Joe Berardi books are available at amazon.com

My website is SlotCanyonsUtah.com

Rocky Mountain NP Elk Rut Trips

Rocky Mountain NP – Park Status from flood

Last year this time I was wrapping up my greatest photo shoot ever of the elk rut at RMNP.

Since I have photographed the rut six times previously at RMNP, I was hoping for better than the dismal 2011 trip where just about everything that could go wrong did including health and car problems. The 2012 trip was not only successful but I had the perfect day for photographing elk at RMNP doing their yearly ritual. I have had only one perfect day ever for the elk rut and 2012 filled my dream photo shoot big time. I started my routine day about two hour prior to first light (45 minutes prior to sunrise) and headed into the park in total darkness. It was a cool, damp and on and off rainy day with some fog to add to the drama. Well it didn’t take long to hear the bugling and watch the bull elk duke it out. I was almost three weeks earlier than the prior year. It was the beginning of the rut. The older bulls were starting their roundup, the cows were ready and the younger bulls were jealous about missing the fun. So they were in the mood to test each other before trying to take on the big guy. I saw elk everywhere I went, my regular good spots and any place I looked. My shutter finger was feeling weary. I photographed in at least ten different locations young bulls bucking their rack while a much bigger and older bull was nearby. Their was so much action I forced myself to move on to another location after about an hour (get in car and drive) only to find another great setting a short distance away. I park and shot for an hour and moved on again. My regular routine is to go back into town about mid-morning and mid-afternoon for a break and eating. No resting on that perfect day and I shot through the breaks. Over the years I have accumulated a bunch of memory cards so I can be on the road for two weeks without running out of memory cards. I was shooting all day and into the evening non-stop moving on to a new location about every hour. I came back from that trip with over 2,000 good photos and many more that didn’t make the first cut.
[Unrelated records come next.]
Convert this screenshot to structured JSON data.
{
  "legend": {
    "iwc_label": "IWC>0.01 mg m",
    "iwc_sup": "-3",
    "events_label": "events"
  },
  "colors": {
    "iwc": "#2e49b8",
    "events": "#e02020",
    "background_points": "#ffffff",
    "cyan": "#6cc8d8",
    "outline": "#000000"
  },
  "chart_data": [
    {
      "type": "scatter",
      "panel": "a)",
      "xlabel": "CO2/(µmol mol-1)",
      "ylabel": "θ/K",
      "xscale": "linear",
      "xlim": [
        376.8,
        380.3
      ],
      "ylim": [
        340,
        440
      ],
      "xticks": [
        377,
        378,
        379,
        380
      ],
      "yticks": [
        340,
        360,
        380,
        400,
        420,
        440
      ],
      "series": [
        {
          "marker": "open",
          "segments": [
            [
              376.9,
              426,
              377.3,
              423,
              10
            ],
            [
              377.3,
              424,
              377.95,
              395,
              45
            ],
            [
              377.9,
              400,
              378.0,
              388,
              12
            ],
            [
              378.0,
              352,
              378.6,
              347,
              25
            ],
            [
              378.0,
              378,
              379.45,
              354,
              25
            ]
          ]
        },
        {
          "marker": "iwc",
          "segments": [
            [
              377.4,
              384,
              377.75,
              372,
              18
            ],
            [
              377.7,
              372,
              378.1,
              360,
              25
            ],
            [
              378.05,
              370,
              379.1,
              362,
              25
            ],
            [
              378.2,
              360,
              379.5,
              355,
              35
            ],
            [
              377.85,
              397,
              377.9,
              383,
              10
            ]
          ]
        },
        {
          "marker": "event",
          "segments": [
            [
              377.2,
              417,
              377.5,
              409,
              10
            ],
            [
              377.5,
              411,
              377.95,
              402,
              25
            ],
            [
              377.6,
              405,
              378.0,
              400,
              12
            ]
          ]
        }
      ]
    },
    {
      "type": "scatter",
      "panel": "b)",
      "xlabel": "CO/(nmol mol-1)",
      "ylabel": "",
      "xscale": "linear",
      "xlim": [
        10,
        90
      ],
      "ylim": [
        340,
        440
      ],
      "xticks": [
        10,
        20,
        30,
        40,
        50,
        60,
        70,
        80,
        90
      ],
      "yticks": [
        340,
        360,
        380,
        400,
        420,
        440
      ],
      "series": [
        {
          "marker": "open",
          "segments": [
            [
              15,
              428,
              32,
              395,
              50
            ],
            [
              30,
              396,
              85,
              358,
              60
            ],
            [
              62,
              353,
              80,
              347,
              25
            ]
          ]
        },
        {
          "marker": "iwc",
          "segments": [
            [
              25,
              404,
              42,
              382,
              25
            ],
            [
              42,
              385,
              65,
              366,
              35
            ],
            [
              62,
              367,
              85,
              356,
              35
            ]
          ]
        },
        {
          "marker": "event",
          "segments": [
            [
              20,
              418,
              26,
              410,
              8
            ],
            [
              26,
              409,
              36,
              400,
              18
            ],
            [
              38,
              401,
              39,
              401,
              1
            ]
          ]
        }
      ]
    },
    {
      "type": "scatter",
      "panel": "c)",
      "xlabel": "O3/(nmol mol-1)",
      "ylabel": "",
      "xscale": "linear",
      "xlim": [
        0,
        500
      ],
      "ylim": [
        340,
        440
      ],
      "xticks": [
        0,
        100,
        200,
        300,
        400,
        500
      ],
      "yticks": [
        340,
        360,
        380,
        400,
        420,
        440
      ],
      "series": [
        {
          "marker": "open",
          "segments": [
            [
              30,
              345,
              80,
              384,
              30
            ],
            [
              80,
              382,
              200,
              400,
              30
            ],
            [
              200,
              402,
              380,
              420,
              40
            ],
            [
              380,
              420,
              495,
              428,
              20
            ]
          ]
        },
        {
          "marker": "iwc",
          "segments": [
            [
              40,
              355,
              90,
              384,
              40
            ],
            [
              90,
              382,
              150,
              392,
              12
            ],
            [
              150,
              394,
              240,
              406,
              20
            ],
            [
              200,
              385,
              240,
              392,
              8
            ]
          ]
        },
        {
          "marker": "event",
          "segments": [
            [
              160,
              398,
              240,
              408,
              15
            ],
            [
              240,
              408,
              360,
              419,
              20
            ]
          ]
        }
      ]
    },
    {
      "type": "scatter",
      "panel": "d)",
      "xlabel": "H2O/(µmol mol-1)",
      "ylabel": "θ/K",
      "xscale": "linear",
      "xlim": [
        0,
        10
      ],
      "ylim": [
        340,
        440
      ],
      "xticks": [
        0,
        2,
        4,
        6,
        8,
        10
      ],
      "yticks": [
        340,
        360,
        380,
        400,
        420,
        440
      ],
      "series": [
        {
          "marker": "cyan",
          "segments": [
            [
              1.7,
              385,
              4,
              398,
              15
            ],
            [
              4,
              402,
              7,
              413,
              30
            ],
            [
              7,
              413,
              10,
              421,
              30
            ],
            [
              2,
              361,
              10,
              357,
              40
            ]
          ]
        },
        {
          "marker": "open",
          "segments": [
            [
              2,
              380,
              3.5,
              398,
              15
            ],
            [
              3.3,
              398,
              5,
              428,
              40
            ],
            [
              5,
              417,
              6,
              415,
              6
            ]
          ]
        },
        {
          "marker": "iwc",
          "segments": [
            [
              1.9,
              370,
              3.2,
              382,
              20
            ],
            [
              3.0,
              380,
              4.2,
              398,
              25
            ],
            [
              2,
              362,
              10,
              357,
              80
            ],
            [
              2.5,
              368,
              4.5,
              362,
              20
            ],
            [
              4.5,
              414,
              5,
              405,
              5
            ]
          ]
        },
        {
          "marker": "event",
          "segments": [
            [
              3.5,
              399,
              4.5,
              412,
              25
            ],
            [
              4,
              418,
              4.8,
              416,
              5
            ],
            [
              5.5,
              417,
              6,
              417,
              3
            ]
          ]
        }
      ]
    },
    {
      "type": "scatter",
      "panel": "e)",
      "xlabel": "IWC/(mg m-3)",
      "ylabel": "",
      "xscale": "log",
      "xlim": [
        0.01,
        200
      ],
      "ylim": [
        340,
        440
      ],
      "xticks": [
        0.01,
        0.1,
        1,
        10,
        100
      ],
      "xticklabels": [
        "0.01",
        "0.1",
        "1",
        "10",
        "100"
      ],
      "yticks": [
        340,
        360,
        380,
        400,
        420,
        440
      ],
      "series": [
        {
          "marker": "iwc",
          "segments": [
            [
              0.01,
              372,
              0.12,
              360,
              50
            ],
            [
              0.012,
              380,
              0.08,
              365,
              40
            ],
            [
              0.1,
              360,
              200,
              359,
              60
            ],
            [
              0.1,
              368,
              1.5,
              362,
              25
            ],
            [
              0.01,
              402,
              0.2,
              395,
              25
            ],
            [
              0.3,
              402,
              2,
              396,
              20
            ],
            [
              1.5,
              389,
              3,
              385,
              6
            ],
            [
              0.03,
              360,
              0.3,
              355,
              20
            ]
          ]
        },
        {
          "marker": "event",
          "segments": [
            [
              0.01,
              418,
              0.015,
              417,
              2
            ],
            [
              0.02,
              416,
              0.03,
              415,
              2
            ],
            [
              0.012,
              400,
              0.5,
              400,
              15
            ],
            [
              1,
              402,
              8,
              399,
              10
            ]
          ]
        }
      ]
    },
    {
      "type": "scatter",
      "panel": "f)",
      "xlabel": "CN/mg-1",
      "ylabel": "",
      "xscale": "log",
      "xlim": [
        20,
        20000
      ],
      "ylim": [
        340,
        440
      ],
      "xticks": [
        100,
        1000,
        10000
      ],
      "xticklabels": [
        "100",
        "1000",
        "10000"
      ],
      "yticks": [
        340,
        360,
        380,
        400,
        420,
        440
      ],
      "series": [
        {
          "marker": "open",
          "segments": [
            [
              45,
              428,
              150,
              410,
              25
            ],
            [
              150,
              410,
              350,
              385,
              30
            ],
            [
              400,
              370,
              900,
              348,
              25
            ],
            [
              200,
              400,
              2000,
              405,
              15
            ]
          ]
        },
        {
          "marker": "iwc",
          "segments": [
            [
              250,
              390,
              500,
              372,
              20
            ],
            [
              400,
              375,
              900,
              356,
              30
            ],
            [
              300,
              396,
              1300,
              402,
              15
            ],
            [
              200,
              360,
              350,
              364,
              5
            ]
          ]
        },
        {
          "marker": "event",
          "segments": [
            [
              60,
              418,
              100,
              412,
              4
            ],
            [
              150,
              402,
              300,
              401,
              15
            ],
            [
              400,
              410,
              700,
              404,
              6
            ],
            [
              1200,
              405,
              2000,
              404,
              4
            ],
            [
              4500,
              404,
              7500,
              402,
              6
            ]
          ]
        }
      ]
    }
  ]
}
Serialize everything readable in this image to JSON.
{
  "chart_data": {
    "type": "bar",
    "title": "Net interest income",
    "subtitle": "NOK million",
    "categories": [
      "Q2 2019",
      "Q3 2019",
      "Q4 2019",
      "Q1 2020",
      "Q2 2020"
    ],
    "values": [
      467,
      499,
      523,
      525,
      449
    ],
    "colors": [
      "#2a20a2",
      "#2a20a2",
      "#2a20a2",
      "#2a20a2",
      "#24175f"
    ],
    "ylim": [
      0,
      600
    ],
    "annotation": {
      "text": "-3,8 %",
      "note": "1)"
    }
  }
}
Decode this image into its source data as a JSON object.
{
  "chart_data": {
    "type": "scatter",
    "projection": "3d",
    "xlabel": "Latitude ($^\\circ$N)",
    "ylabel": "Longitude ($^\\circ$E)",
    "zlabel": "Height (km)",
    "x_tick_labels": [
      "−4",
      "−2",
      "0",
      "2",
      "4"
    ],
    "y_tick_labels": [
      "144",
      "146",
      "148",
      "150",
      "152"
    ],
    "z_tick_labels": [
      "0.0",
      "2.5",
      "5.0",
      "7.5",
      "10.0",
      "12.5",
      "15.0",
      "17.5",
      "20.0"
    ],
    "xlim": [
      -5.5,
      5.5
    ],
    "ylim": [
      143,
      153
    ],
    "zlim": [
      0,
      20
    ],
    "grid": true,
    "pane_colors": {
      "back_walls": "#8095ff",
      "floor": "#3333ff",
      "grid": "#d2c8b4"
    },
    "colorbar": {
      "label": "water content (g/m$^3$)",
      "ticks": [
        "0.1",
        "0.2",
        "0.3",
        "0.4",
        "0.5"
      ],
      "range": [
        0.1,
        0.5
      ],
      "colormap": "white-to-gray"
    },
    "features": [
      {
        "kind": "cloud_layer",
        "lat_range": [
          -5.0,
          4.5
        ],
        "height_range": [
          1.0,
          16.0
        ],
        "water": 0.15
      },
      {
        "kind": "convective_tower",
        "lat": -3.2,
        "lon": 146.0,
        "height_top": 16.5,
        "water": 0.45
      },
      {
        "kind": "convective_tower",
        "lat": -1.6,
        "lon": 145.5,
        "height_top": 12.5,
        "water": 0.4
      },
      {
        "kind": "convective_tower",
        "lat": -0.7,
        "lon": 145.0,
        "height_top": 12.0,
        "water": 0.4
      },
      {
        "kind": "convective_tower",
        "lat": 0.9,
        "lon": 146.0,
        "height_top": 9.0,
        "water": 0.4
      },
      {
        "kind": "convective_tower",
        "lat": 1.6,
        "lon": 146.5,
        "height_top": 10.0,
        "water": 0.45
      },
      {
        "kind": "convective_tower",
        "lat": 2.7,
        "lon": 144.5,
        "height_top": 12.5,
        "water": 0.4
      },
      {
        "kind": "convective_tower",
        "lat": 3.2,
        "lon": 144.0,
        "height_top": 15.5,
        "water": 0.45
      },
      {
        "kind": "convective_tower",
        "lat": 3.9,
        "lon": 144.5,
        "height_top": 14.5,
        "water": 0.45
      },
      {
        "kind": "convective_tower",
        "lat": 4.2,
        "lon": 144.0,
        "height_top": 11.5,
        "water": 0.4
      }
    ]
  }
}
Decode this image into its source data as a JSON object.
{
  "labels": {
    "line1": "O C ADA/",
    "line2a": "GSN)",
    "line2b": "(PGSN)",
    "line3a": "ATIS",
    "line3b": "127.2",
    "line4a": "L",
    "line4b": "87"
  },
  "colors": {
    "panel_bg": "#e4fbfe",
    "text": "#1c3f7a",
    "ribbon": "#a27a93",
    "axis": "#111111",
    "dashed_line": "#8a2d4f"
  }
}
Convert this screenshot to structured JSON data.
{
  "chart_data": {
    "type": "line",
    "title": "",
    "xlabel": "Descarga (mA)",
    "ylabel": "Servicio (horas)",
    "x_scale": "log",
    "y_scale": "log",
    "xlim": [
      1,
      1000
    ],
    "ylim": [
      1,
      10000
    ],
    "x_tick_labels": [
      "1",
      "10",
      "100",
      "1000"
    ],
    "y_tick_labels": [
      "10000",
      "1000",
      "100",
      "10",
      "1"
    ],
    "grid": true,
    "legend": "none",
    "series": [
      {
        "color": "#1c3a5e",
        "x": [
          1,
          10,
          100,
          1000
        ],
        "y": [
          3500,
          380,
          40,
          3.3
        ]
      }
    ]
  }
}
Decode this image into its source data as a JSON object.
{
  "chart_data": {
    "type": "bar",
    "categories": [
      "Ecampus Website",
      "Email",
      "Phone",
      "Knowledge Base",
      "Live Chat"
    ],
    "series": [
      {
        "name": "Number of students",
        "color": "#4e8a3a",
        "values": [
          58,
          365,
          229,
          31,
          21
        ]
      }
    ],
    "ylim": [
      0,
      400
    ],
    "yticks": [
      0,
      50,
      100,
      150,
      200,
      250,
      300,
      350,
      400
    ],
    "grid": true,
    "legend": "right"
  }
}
Weather is everything to a photographer including a wildlife photographer and my primary location for the 2012 Fall trip was Yellowstone NP and Grand Teton NP. The wildfires and smoke near the Tetons forced me north earlier than planned and the action at Yellowstone was slow. I did manage a great sunrise mystic elk shot there. I always plan a detailed backup plan for my long  road trips and decided it was time for plan B and headed for RMNP. My plan A did not include RMNP since I was there the previous year. I have been on road trips before where closed roads, flooding, wild fires and even dreary skies had caused me to change plans.

Between the YNP and RMNP photos this was a very successful trip despite the abrupt change in plans.

I had no need to travel to RMNP this years despite being one of my most fun places to go but I’m heading north soon to Utah where the slot canyons are waiting for me. The monsoons are hanging around late this year which may cause me to adjust the Utah road trip.